The incredible rescue of the 33 Chilean miners trapped underground for 69 days captured the world’s attention (and imagination) earlier this year, becoming the eighth most talked-about topic of 2010. The day they were all successfully rescued, the world stopped to follow the live transmission, and the usage rate of the word “mineros,” or miners, peaked as well. For the next term, Facebook lumped together different variations of “Games on Facebook,” which saw a soaring growth this year. The most popular sub-term in this category was “barn raising,” courtesy of FarmVille’s 27 million daily active users.

Rounding up the bottom-half of this Top Ten is Canadian teen pop-star Justin Beiber. His hit song “Baby” is one of the most watched YouTube videos of all time, and his debut at the 2010 MTV Music Awards attracted a spike of Facebook status updates with his name on it.

#5-2: Haiti, iPad/iPhone 4, Movies, World Cup

The impact of the earthquake in Haiti was felt almost instantaneously on Facebook, with people beginning to post about it within the first minute after it happened. About a day later, people were mentioning the words “earthquake” and its Spanish equivalent “terremoto” at a rate of 1,800 posts per minute.

On the other end of the news spectrum, the release of the iPhone 4 and the iPad became the fourth most popular discussion topic of the year, with “Movies” coming in at #3. While the fact that Haiti trended as hard as it did is a testament to the social utility of social media (with most traditional communication lines broken, locals rushed to Twitter and Facebook to upload videos and comments, while the world turned to these sites to get almost-instantaneous news updates), the “iPad” and “Movies” peaked high probably because something else motivates people to use Facebook: the need to express their opinion about something. Whether it was to hail the iPad as the best thing since…the iPhone, or to let the world know how amazing “Toy Story 3” or the new Twilight movie was, everyone wanted to let their friends know how they felt about these things.
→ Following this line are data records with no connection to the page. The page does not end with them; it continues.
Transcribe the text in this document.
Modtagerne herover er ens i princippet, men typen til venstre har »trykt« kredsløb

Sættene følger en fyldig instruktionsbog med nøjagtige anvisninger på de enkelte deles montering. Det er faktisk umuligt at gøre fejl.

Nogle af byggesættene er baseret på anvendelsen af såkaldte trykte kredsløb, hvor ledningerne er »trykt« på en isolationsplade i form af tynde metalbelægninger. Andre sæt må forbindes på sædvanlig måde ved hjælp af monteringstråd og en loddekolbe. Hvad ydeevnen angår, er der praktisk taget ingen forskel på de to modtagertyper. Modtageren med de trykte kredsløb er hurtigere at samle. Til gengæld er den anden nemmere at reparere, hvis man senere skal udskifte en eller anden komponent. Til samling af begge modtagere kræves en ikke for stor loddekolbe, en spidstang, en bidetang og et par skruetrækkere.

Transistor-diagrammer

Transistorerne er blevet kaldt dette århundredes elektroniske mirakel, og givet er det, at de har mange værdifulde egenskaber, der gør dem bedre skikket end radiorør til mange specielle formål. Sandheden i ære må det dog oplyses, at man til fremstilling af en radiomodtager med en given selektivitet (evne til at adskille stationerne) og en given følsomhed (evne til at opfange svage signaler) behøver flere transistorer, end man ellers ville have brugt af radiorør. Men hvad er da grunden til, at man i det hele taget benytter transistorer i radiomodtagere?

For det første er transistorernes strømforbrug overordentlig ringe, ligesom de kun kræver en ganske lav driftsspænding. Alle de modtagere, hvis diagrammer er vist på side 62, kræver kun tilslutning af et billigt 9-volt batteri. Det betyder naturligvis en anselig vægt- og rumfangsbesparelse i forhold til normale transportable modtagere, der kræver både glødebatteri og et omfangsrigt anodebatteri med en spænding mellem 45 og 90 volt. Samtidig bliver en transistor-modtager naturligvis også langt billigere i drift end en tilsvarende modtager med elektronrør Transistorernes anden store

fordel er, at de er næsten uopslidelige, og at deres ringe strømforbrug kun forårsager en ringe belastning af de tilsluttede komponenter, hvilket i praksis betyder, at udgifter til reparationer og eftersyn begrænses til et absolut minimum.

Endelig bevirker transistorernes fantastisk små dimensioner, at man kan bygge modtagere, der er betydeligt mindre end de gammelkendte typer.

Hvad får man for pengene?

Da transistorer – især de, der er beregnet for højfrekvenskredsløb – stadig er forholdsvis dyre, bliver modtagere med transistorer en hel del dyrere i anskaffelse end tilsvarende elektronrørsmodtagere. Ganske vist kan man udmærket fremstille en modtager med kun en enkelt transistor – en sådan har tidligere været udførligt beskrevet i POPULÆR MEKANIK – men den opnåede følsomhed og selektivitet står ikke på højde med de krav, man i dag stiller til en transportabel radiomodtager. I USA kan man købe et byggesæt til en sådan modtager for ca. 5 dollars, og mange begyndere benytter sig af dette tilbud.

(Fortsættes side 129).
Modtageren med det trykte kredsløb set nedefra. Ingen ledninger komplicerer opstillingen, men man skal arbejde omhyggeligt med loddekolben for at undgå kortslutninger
This is also what probably made the “World Cup” the almost-most-popular Facebook topic of 2010. Widely known to be the biggest sport event in the world, the World Cup in South Africa was one of the most dramatic and surprising editions ever (the United States’ great performance, big contenders like Brasil, France, and Italy being eliminated early on, the referees’ incompetent performances, and the list goes on). The final game between Spain and the Netherlands gathered around 1.3 million Facebook mentions, but at key points of certain matches almost 50% of all status updates mentioned the World Cup one way or another. Facebook’s massive worldwide presence and relevance becomes clear under this light.

#1: HMU (Hit Me Up)

Last year, FML (F–k My Life) took over everyone’s Facebook status, and for good reason: it was a great way to at once express frustration and remain humorous in the face of bad luck. 2010 saw the surge of HMU, or Hit Me Up, as a way to let your friends know when you are ready to meet up, talk to them on the phone, or hang out. According to Facebook, the acronym -which was seldom used in 2009- began growing aggressively last May, increasing in mentions by 75% every month. By the end of the summer, it was being used almost 80,000 times a day. Looking at the graph you can see that, after an initial surge, HMU usage rates become much more irregular. The reason? The people who mostly use HMU are high-schoolers and college kids, and so when the school year began, HMU became more of a weekend word.